28 former police officers will face the court in Mendoza, while a former military officer is being tried for murder in Santa Fe

A Mendoza court has started to try 28 former members of the provincial police’s Information Department for crimes including kidnapping, torture, rape and homicide, committed against more than 300 people between 1974 and 1981. 

More than half the defendants have never been tried for crimes against humanity before. 

A former military officer, who likewise has not stood trial before, is also in the dock for murder in a separate case in Santa Fe province.

The case focuses on the role of the Information Department (known as “D2”) in the repression plan deployed in the province during the civic-military dictatorship. It began at 9 a.m. on Friday in the Mendoza City federal courthouse.

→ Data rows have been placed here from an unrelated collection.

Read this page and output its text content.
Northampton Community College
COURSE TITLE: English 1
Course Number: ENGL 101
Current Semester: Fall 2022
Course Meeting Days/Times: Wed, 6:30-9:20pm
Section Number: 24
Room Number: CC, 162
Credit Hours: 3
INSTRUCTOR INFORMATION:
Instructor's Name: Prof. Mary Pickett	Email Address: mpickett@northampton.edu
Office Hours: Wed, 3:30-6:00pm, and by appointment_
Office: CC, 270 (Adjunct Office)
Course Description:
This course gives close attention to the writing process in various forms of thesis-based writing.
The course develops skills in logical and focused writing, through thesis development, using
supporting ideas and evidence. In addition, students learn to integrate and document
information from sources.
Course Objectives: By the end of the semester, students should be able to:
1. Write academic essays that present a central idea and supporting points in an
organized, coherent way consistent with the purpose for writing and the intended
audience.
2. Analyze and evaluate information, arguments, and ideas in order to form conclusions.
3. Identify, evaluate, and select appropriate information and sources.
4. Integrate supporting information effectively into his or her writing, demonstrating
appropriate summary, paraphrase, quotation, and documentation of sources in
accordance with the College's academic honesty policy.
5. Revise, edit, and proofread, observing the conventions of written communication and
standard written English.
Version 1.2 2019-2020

The D2 “focused on intelligence efforts against political activists and organizations from before the civic-military dictatorship” and “was one of the main executors of state terrorism” in Mendoza, according to the Human Rights Secretariat, which is also a plaintiff in the case.

The case will prosecute the 28 defendants — out of which 13 have already been convicted in some of the 12 trials conducted in the province since 2010 — for charges that include kidnapping, torture, homicide, theft and rape against more than 300 people, including 71 victims who have been murdered or disappeared. More than a dozen victims were underage at the time.

On the run

In Santa Fe province, the state’s Federal Court #1 began trying former military officer Alberto José Jaime for the murder of Peronist Youth activist Yolanda Ponti, 18, on December 1, 1976.

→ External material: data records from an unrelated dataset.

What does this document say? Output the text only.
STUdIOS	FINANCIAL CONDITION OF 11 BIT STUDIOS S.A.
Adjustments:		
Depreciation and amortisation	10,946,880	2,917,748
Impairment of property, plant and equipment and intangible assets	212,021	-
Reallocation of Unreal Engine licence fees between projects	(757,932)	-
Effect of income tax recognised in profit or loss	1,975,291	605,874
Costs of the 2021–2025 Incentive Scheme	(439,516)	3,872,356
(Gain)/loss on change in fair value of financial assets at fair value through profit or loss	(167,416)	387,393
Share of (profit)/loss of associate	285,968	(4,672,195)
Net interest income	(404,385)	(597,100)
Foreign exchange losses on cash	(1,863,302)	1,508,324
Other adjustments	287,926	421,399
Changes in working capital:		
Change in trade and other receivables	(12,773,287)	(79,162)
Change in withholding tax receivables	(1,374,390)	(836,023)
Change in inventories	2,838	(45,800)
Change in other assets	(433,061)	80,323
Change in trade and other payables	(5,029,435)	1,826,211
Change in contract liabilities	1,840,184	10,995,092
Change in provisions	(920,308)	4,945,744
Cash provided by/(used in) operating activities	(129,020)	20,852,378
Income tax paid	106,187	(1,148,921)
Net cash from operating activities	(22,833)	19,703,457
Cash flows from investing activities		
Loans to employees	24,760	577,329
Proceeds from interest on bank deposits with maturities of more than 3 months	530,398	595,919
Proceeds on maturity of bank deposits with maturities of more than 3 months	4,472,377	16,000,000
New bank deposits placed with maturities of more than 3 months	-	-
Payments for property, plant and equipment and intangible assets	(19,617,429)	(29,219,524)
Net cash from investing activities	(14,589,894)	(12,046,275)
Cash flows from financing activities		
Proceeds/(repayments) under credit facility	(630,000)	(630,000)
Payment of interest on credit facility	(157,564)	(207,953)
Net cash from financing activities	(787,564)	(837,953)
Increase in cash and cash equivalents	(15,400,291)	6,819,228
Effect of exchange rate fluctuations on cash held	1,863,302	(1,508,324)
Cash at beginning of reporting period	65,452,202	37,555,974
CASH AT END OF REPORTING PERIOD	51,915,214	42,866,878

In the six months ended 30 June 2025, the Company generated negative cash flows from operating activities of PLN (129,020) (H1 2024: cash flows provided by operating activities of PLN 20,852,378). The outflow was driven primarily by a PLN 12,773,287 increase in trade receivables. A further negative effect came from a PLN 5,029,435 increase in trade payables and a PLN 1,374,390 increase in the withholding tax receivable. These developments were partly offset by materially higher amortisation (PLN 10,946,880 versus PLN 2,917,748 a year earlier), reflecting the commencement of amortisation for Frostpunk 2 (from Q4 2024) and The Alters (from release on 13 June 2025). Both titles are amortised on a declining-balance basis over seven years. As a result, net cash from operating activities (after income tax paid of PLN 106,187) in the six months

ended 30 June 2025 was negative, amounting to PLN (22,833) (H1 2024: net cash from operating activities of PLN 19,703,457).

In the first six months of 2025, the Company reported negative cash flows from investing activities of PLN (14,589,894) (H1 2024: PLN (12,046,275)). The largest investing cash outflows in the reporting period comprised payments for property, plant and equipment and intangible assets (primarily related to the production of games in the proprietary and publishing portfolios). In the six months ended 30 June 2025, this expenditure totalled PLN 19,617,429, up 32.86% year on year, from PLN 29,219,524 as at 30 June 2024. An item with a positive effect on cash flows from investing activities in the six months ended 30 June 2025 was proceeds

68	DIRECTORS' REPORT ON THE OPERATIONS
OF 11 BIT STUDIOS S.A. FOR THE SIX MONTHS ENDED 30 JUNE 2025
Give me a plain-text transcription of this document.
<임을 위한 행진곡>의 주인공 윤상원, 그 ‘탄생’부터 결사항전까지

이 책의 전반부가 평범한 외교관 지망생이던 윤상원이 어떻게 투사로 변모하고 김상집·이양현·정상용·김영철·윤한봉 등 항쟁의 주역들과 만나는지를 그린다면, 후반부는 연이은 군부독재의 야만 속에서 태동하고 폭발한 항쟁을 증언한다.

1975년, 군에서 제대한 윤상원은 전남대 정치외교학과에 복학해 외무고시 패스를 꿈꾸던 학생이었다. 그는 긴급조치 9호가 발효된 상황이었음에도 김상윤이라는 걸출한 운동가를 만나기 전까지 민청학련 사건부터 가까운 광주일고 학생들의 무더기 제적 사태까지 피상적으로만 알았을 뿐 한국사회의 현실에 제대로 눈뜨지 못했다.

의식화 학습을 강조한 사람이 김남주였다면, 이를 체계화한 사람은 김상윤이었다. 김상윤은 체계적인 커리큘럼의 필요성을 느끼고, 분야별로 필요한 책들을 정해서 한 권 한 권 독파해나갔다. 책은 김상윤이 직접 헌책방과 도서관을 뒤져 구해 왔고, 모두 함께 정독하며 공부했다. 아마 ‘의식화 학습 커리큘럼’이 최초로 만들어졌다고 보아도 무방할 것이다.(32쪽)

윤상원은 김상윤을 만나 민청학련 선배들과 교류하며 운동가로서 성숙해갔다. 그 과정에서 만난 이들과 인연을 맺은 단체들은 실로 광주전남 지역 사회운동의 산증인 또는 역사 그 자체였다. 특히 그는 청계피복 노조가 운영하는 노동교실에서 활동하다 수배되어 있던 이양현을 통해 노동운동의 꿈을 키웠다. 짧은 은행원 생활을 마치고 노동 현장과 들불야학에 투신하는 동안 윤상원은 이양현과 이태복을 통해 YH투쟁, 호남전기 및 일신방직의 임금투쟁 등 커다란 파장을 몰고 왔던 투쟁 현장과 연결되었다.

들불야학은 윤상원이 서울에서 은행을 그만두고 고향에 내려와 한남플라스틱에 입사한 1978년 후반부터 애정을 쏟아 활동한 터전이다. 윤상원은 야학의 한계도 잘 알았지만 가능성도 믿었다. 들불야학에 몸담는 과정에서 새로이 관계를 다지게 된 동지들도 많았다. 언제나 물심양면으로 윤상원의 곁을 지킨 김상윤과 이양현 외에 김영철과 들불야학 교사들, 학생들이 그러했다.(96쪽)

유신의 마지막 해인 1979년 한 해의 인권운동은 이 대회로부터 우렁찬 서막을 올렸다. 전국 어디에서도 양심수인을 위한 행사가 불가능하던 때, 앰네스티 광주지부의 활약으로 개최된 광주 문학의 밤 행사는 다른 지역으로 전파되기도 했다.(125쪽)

Jaime, who had been on the run since 2013 and was arrested in 2019, is now facing crimes against humanity charges for the first time. Going by the alias “Mono”, Jaime was a member of the Military Intelligence Base 122 patota (gang), the groups of officers who carried out kidnapping and murder operations.

The key evidence in the murder of Ponti is an inquiry the Army conducted in 1976 after former sergeant Oscar Alberto Cabezas was killed during the operation. During that inquiry, Jaime stated that they spotted Ponti getting into a bus in the Barranquitas neighborhood of Santa Fe, after which they followed it in two cars, and he gave the order to intercept the vehicle.  

According to Lucia Tejera, an attorney for the Santa Fe branch of human rights organization HIJOS, which is a plaintiff in the case, Yolanda’s murder was part of “the constant spying and persecution political activists in Santa Fe were subjected to” both before and during the dictatorship.